Österreichs agrarische Exporte wachsen schneller als Importe

AMA/APA/Juhasz
Präsentierten die Zahlen zum agrarischen Außenhandel Österreichs: Katharina Koßdorff, Geschäftsführerin im Fachverband der Lebensmittelindustrie, und Michael Blass, Geschäftsführer der AMA-Marketing © AMA/APA/Juhasz
Präsentierten die Zahlen zum agrarischen Außenhandel Österreichs: Katharina Koßdorff, Geschäftsführerin im Fachverband der Lebensmittelindustrie, und Michael Blass, Geschäftsführer der AMA-Marketing © AMA/APA/Juhasz

Trotz Ukraine-Russland-Krise und Brexit-Verhandlungen verzeichneten Österreichs Agrarexporte (landwirtschaftsnahe Erzeugnisse plus Erzeugnisse der Lebensmittelindustrie) im ersten Halbjahr 2017 gegenüber dem Vergleichszeitraum 2016 ein wertmäßiges Plus von 7,3 Prozent auf 5,53 Mrd. Euro.

Das Mengenplus lag bei 7,5 Prozent auf 4,82 Mio. Tonnen.
Etwas geringer fiel der Zuwachs bei den Agrarimporten aus: Hier gab es ein wertmäßiges Plus von 4,9 Prozent auf 5,85 Mrd. Euro und ein mengenmäßiges Plus von 2,9 Prozent auf 4,79 Mio. Tonnen. Österreichs agrarischer Außenhandel ist somit nach wie vor leicht negativ.

Unter den Top-10-Exportländern wuchsen im ersten Halbjahr 2017 die agrarischen Ausfuhren nach Tschechien (+19,6 % wertmäßig), in die USA (+12,6 %) und in die Schweiz (+10,7 %) am stärksten. Wichtigster Exportmarkt ist traditionell Deutschland, wohin im ersten Halbjahr 2017 34 Prozent der Exporte gingen.

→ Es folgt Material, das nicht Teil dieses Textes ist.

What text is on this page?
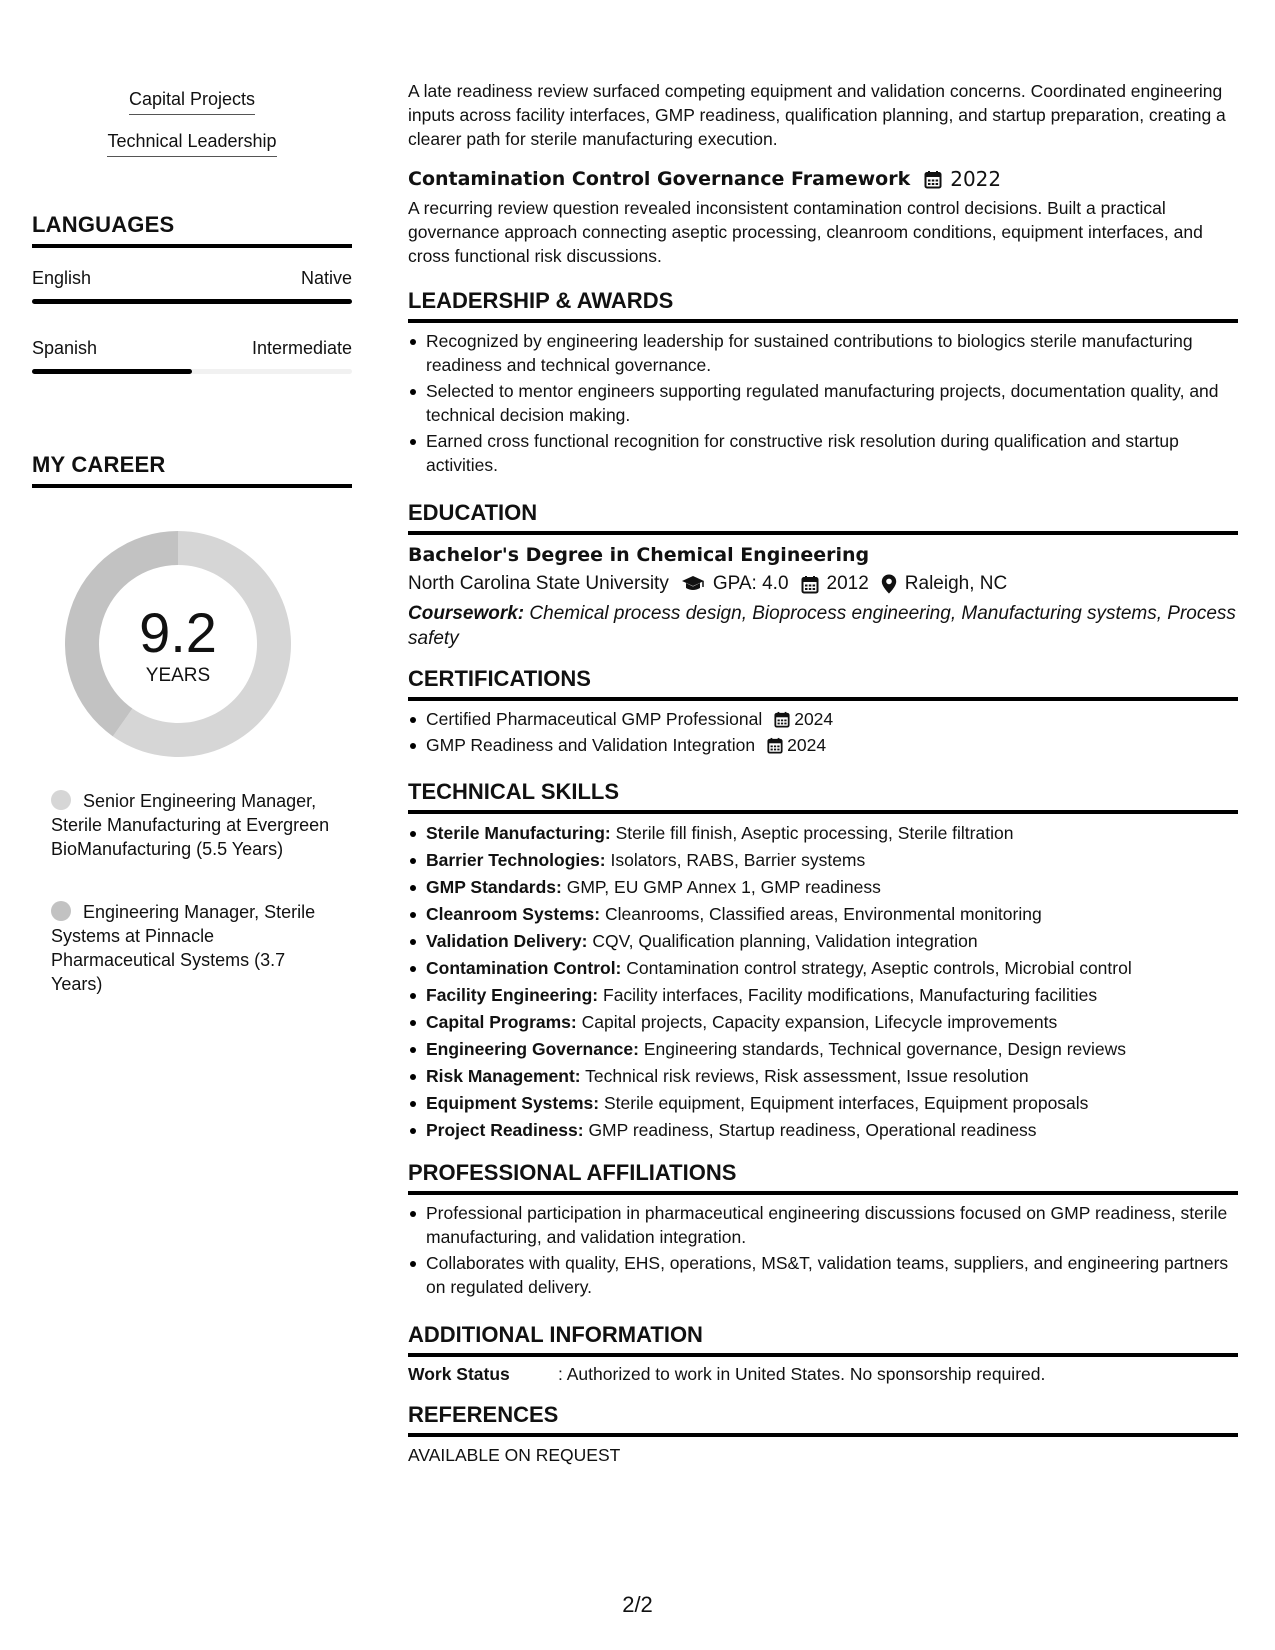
Capital Projects
Technical Leadership
LANGUAGES
English	Native
Spanish	Intermediate
MY CAREER
9.2
YEARS
Senior Engineering Manager, Sterile Manufacturing at Evergreen BioManufacturing (5.5 Years)
Engineering Manager, Sterile Systems at Pinnacle Pharmaceutical Systems (3.7 Years)
A late readiness review surfaced competing equipment and validation concerns. Coordinated engineering inputs across facility interfaces, GMP readiness, qualification planning, and startup preparation, creating a clearer path for sterile manufacturing execution.
Contamination Control Governance Framework 2022
A recurring review question revealed inconsistent contamination control decisions. Built a practical governance approach connecting aseptic processing, cleanroom conditions, equipment interfaces, and cross functional risk discussions.
LEADERSHIP & AWARDS
Recognized by engineering leadership for sustained contributions to biologics sterile manufacturing readiness and technical governance.
Selected to mentor engineers supporting regulated manufacturing projects, documentation quality, and technical decision making.
Earned cross functional recognition for constructive risk resolution during qualification and startup activities.
EDUCATION
Bachelor's Degree in Chemical Engineering
North Carolina State University GPA: 4.0 2012 Raleigh, NC
Coursework: Chemical process design, Bioprocess engineering, Manufacturing systems, Process safety
CERTIFICATIONS
Certified Pharmaceutical GMP Professional 2024
GMP Readiness and Validation Integration 2024
TECHNICAL SKILLS
Sterile Manufacturing: Sterile fill finish, Aseptic processing, Sterile filtration
Barrier Technologies: Isolators, RABS, Barrier systems
GMP Standards: GMP, EU GMP Annex 1, GMP readiness
Cleanroom Systems: Cleanrooms, Classified areas, Environmental monitoring
Validation Delivery: CQV, Qualification planning, Validation integration
Contamination Control: Contamination control strategy, Aseptic controls, Microbial control
Facility Engineering: Facility interfaces, Facility modifications, Manufacturing facilities
Capital Programs: Capital projects, Capacity expansion, Lifecycle improvements
Engineering Governance: Engineering standards, Technical governance, Design reviews
Risk Management: Technical risk reviews, Risk assessment, Issue resolution
Equipment Systems: Sterile equipment, Equipment interfaces, Equipment proposals
Project Readiness: GMP readiness, Startup readiness, Operational readiness
PROFESSIONAL AFFILIATIONS
Professional participation in pharmaceutical engineering discussions focused on GMP readiness, sterile manufacturing, and validation integration.
Collaborates with quality, EHS, operations, MS&T, validation teams, suppliers, and engineering partners on regulated delivery.
ADDITIONAL INFORMATION
Work Status	: Authorized to work in United States. No sponsorship required.
REFERENCES
AVAILABLE ON REQUEST
2/2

Anlässlich der Präsentation der Zahlen betonte Mag. Katharina Koßdorff, Geschäftsführerin im Fachverband der Lebensmittelindustrie, dass das vorliegende EU-Kanada-Abkommen CETA von der Branche begrüßt wird. Einerseits bringt es für viele Lebensmittel und Getränke "Made in Austria" Absatzchancen am kanadischen Markt und andererseits nimmt das CETA-Abkommen auf sehr sensible Agrarwaren und Lebensmittel Rücksicht, so Koßdorff. "Für den Fachverband der Lebensmittelindustrie zählt dieses CETA-Abkommen zur modernsten Form einer bilateralen Handelsvereinbarung, die Grundlage für weitere erfolgreiche EU-Abkommen, vor allem auch im Hinblick auf aktuelle EU-Verhandlungen mit Japan, sein sollte", meinte Koßdorff.